5/21/2015 1:34:44 PM
Emergency department (ED) point of care ultrasound in obstetrics is not intented to diagnose ectopic pregnancy, rather to answer a specific question: is there an intrauterine pregnancy or not? If the answer is no, and the patient is has a positive HCG, they appropriately go on to get a formal ultrasound, as demonstrated in the case above.
In trauma, ED ultrasound is not intented to diagnose renal, splenic or liver lacerations, rather to answer a specific question: is there free fluid or not?
5/21/2015 1:55:30 PM
Well I assume if the bedside ultrasound was ‘negative’, then that presumably means they didn’t see free fluid?
And I would assume with that trauma there was probably some free fluid!
5/21/2015 2:20:41 PM
Keep in mind this study only looked at cases where ED and Radiology ultrasounds were performed on the same patient on the same day. It does not start with the denominator of all first-trimester evaluations performed at the point of care by the emergency physicians which is critical in interpreting this information. When no definitive intrauterine pregnancy is found by the emergency physician, or there is some finding of concern, that warrants a Radiology study.
In this study, about once per week (75 studies in 18 months), the ED consulted Radiology on a first trimester pregnancy evaluation. When they did, 76% of the time there was no difference between the ED and Radiology interpretation, but one quarter of those consults may have yielded additional information. So about once per month Radiology noted a finding not picked up by the Emergency Physicians who consulted them for their input on that case. How is this not simply appropriate and judicious use of resources and consultation?

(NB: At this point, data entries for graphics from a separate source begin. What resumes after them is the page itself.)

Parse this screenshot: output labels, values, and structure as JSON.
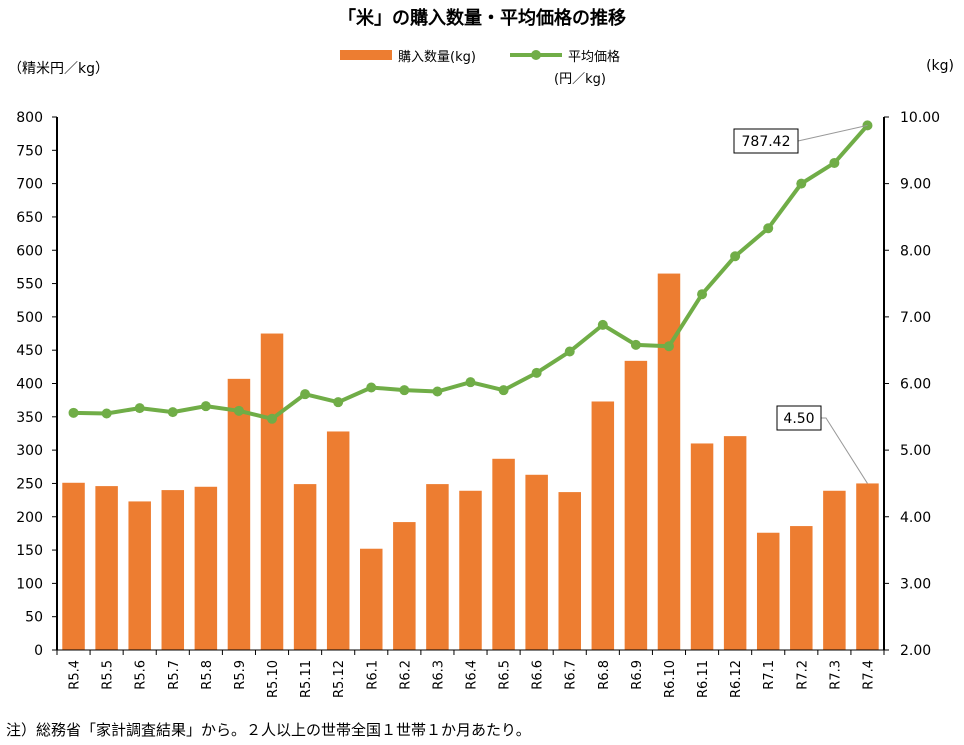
{
  "title": "「米」の購入数量・平均価格の推移",
  "note": "注）総務省「家計調査結果」から。２人以上の世帯全国１世帯１か月あたり。",
  "chart_data": {
    "type": "bar+line",
    "left_axis_label": "（精米円／kg）",
    "right_axis_label": "(kg)",
    "legend": {
      "bar": "購入数量(kg)",
      "line": "平均価格",
      "line_unit": "(円／kg)"
    },
    "categories": [
      "R5.4",
      "R5.5",
      "R5.6",
      "R5.7",
      "R5.8",
      "R5.9",
      "R5.10",
      "R5.11",
      "R5.12",
      "R6.1",
      "R6.2",
      "R6.3",
      "R6.4",
      "R6.5",
      "R6.6",
      "R6.7",
      "R6.8",
      "R6.9",
      "R6.10",
      "R6.11",
      "R6.12",
      "R7.1",
      "R7.2",
      "R7.3",
      "R7.4"
    ],
    "series": [
      {
        "name": "購入数量(kg)",
        "type": "bar",
        "axis": "right",
        "color": "#ED7D31",
        "values": [
          4.51,
          4.46,
          4.23,
          4.4,
          4.45,
          6.07,
          6.75,
          4.49,
          5.28,
          3.52,
          3.92,
          4.49,
          4.39,
          4.87,
          4.63,
          4.37,
          5.73,
          6.34,
          7.65,
          5.1,
          5.21,
          3.76,
          3.86,
          4.39,
          4.5
        ]
      },
      {
        "name": "平均価格",
        "type": "line",
        "axis": "left",
        "color": "#70AD47",
        "values": [
          356,
          355,
          363,
          357,
          366,
          359,
          347,
          384,
          372,
          394,
          390,
          388,
          402,
          390,
          416,
          448,
          488,
          458,
          456,
          534,
          591,
          633,
          700,
          731,
          787.42
        ]
      }
    ],
    "left_axis": {
      "min": 0,
      "max": 800,
      "step": 50
    },
    "right_axis": {
      "min": 2.0,
      "max": 10.0,
      "step": 1.0
    },
    "annotations": [
      {
        "label": "787.42",
        "series": "平均価格",
        "index": 24
      },
      {
        "label": "4.50",
        "series": "購入数量(kg)",
        "index": 24
      }
    ]
  }
}
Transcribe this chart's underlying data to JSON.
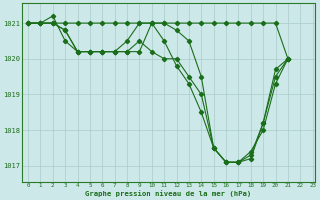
{
  "xlabel": "Graphe pression niveau de la mer (hPa)",
  "background_color": "#cde8e8",
  "grid_color": "#aacccc",
  "line_color": "#1a6e1a",
  "xlim": [
    -0.5,
    23.2
  ],
  "ylim": [
    1016.55,
    1021.55
  ],
  "yticks": [
    1017,
    1018,
    1019,
    1020,
    1021
  ],
  "xticks": [
    0,
    1,
    2,
    3,
    4,
    5,
    6,
    7,
    8,
    9,
    10,
    11,
    12,
    13,
    14,
    15,
    16,
    17,
    18,
    19,
    20,
    21,
    22,
    23
  ],
  "lines": [
    {
      "x": [
        0,
        1,
        2,
        3,
        4,
        5,
        6,
        7,
        8,
        9,
        10,
        11,
        12,
        13,
        14,
        15,
        16,
        17,
        18,
        19,
        20,
        21
      ],
      "y": [
        1021.0,
        1021.0,
        1021.0,
        1021.0,
        1021.0,
        1021.0,
        1021.0,
        1021.0,
        1021.0,
        1021.0,
        1021.0,
        1021.0,
        1021.0,
        1021.0,
        1021.0,
        1021.0,
        1021.0,
        1021.0,
        1021.0,
        1021.0,
        1021.0,
        1020.0
      ]
    },
    {
      "x": [
        0,
        1,
        2,
        3,
        4,
        5,
        6,
        7,
        8,
        9,
        10,
        11,
        12,
        13,
        14,
        15,
        16,
        17,
        18,
        19,
        20,
        21
      ],
      "y": [
        1021.0,
        1021.0,
        1021.2,
        1020.5,
        1020.2,
        1020.2,
        1020.2,
        1020.2,
        1020.2,
        1020.2,
        1021.0,
        1021.0,
        1020.8,
        1020.5,
        1019.5,
        1017.5,
        1017.1,
        1017.1,
        1017.2,
        1018.2,
        1019.7,
        1020.0
      ]
    },
    {
      "x": [
        0,
        1,
        2,
        3,
        4,
        5,
        6,
        7,
        8,
        9,
        10,
        11,
        12,
        13,
        14,
        15,
        16,
        17,
        18,
        19,
        20,
        21
      ],
      "y": [
        1021.0,
        1021.0,
        1021.0,
        1020.8,
        1020.2,
        1020.2,
        1020.2,
        1020.2,
        1020.2,
        1020.5,
        1020.2,
        1020.0,
        1020.0,
        1019.5,
        1019.0,
        1017.5,
        1017.1,
        1017.1,
        1017.3,
        1018.2,
        1019.5,
        1020.0
      ]
    },
    {
      "x": [
        0,
        1,
        2,
        3,
        4,
        5,
        6,
        7,
        8,
        9,
        10,
        11,
        12,
        13,
        14,
        15,
        16,
        17,
        18,
        19,
        20,
        21
      ],
      "y": [
        1021.0,
        1021.0,
        1021.0,
        1020.8,
        1020.2,
        1020.2,
        1020.2,
        1020.2,
        1020.5,
        1021.0,
        1021.0,
        1020.5,
        1019.8,
        1019.3,
        1018.5,
        1017.5,
        1017.1,
        1017.1,
        1017.4,
        1018.0,
        1019.3,
        1020.0
      ]
    }
  ]
}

Also I agree with the other comment that when the ED found “No IUP” and consulted Radiology who found “Ectopic” that is entirely consistent and appropriate. Because an ectopic pregnancy is not an IUP. I would not count that in the discrepant column.
I’m glad this article by AuntMinnie is generating discussion, though I would caution against too much weight being placed on a study which has not undergone peer review. And the resident who conducted this study should not find themselves peer-reviewed in the comments page! We should encourage all specialties to research ways to best deliver care to our shared patients.
I hope AuntMinnie’s staff writers do not jump the shark to garner pageviews, and rather help their readers appropriately interpret data and place it into the context of clinical care.
5/21/2015 2:36:15 PMDavidTSchwartz
The author of the ePoster does not seem to fully understand the role of ED-US, which is generally to answer specific question that is within the scope of ED-US practice.
In the one case illustrated, an ED-US was presumably done in a patient in early pregnancy to look for an intrauterine pregnancy. If an IUP is not seen and the concern is for an ectopic pregnancy, it is entirely appropriate to consult gynecology and/or obtain a radiology department ultrasound to look directly for an ectopic pregnancy, as was done in the illustrated case.
It is therefore unclear how many of the “discrepancies” reported in the ePoster were really discrepancies.
Confirming fetal demise is generally something that the ED would want a radiology-performed US to confirm, if this is needed during the ED visit.It is also incorrect to simply refer to the results of imaging tests as only “positive” or “negative.” The purpose and particular imaging findings should be more completely described.